Mr. Enyart has not alleged facts indicating that he has received any specific threats from other inmates at ToCI. Despite experiencing some threats and attacks at other institutions, most recently in 2014 (the threat by a cellmate at [Oakwood] which never materialized), none of these other than the assault shortly following his arrest were even allegedly based on his status as a sex offender. Mr. Enyart offers a conclusory statement that the nature of his crimes place him in imminent danger from other inmates, but other than referencing the attack in 2007, he does not allege specific facts to support that statement.

(Rep. & Rec. at 8.) Judge Kemp further noted that Mr. Enyart is being housed in protective custody at ToCI and has not alleged that the Defendants failed to follow ODRC policy or that there is a systemic risk to the safety of protective custody inmates who are double-celled at ToCI. (Id.) Even taking Mr. Enyart's subjective fear of harm as true, Judge Kemp concluded that Mr. Enyart still failed to allege any personal involvement by the named defendants that would establish their deliberate indifference to any potential harm. The Court agrees and finds that the objections offer no new allegations of a specific threat or Defendants' personal involvement.
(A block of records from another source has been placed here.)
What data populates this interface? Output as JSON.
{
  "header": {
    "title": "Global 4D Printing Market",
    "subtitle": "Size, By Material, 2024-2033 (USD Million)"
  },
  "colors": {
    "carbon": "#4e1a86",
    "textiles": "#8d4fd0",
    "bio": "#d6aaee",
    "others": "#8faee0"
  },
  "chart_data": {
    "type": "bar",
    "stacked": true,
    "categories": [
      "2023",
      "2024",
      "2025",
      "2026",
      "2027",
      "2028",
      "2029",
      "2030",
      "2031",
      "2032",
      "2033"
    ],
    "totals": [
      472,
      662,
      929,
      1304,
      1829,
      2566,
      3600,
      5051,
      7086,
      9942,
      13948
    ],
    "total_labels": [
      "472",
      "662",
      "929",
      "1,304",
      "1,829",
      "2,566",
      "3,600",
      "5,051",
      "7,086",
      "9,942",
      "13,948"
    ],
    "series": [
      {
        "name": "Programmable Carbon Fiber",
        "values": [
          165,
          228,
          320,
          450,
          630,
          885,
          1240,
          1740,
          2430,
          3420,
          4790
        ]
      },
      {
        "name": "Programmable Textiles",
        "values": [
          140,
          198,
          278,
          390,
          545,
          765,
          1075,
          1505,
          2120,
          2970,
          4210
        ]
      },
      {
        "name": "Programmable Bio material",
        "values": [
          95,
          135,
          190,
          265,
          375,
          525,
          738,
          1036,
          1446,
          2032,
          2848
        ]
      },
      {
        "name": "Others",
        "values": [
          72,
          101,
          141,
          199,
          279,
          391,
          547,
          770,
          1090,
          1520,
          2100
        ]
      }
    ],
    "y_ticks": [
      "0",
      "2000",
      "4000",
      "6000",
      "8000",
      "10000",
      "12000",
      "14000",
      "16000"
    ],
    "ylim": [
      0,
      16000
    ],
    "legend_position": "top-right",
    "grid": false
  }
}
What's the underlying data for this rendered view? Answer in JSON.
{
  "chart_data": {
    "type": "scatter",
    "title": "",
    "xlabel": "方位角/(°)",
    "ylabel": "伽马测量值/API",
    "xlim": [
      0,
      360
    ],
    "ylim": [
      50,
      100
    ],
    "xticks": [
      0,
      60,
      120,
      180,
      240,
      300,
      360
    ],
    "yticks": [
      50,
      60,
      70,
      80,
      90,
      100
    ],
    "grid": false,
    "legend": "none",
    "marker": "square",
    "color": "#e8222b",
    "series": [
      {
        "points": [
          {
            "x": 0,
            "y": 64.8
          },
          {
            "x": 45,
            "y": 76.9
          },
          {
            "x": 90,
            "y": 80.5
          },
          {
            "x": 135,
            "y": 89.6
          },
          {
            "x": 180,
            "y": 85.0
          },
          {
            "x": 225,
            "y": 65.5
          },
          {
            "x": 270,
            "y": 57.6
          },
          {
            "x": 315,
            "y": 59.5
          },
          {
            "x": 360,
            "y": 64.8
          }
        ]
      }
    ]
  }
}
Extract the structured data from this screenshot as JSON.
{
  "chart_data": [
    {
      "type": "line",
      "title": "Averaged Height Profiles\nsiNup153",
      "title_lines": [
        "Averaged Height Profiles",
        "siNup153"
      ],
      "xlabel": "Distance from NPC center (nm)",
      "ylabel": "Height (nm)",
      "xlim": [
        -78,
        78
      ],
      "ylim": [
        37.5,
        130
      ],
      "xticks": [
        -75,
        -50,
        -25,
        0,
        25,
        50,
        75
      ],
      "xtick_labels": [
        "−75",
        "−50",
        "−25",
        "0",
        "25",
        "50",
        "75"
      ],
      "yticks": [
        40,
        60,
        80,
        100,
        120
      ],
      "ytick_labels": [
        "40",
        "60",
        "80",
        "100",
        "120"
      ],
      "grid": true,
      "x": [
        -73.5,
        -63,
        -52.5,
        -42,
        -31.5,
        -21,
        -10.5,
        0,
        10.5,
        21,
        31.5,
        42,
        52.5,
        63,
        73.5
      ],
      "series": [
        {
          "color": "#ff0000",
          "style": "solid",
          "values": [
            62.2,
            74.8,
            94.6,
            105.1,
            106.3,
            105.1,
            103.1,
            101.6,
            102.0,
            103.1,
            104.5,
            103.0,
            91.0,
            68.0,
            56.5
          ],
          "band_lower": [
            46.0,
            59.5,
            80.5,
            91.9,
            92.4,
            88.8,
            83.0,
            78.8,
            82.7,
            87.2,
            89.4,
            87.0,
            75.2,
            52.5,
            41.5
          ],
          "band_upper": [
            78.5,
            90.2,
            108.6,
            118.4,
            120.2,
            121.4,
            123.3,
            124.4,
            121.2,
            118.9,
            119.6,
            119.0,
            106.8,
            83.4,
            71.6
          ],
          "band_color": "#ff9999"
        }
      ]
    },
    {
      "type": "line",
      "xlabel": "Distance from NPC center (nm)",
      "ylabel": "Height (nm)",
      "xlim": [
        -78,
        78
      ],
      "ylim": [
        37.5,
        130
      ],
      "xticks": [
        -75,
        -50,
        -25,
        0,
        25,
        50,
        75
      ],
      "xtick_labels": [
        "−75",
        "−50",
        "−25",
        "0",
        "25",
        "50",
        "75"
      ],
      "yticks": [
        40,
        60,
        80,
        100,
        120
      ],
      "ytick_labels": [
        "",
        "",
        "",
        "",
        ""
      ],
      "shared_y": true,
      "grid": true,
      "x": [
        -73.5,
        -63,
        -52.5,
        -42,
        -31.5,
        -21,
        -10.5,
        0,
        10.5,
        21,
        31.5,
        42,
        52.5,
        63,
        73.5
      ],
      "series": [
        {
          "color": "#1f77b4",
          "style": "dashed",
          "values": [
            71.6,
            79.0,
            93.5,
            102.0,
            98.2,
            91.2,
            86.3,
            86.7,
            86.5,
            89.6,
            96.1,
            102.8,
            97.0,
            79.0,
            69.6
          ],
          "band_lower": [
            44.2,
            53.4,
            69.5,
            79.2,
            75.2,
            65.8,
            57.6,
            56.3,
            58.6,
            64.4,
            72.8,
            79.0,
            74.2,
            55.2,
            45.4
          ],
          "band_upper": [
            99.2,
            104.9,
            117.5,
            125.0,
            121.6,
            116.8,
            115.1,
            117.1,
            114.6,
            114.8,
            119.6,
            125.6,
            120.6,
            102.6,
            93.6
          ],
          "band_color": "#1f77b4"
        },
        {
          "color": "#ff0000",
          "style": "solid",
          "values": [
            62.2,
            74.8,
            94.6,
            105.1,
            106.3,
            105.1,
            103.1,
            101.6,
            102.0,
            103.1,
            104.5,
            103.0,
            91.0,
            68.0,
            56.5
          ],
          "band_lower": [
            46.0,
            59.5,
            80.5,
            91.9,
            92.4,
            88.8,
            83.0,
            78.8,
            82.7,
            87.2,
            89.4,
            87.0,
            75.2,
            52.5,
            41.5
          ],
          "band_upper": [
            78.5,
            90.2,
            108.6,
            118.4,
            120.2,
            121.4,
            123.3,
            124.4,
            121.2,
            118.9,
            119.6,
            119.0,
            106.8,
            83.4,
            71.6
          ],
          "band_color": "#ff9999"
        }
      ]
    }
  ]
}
Mr. Enyart further objects that "[g]iven his place within the prison hierarchy . . . it is more likely than not he will be attacked, threatened or extorted by any cell mate," and that it seems "unrealistic to wait until there is another attack on the Plaintiff and then attempt to sue to gain an injunction." (Pl. Obj. at 3.) Again, Mr. Enyart fails to offer objective facts to substantiate the supposed threat to him or to the class of inmates to which he belongs. For the reasons stated above and in the Report and Recommendation, the Court finds that Plaintiff has failed to plead sufficient facts showing that the defendants were deliberately indifferent to his safety by refusing to grant him a permanent single cell assignment.

The Court notes that the Plaintiff, at least as of the latest filings in this, has not been housed with another inmate, which is prudent, if not legally required. The Court assumes that the Defendants take seriously their obligation to both house and protect the Plaintiff. While not compelled to do, the Defendants have single bunked the Plaintiff, given his criminal history of previous assaults. Nothing in this opinion is meant to deter the Defendants from continuing such a course.

IV.

For the reasons stated above, Plaintiff's Objections to the Magistrate Judge's Report and Recommendation are OVERRULED. (ECF No. 30.) Thus, the Report and Recommendation is ADOPTED in its entirety (ECF No. 23) and this action is DISMISSED.

IT IS SO ORDERED.

FootNotes


1. Those events are the subject of another pending case before the Court. See Enyart v. Franklin County, et al., Case No. 2:09-cv-687 (S.D. Ohio).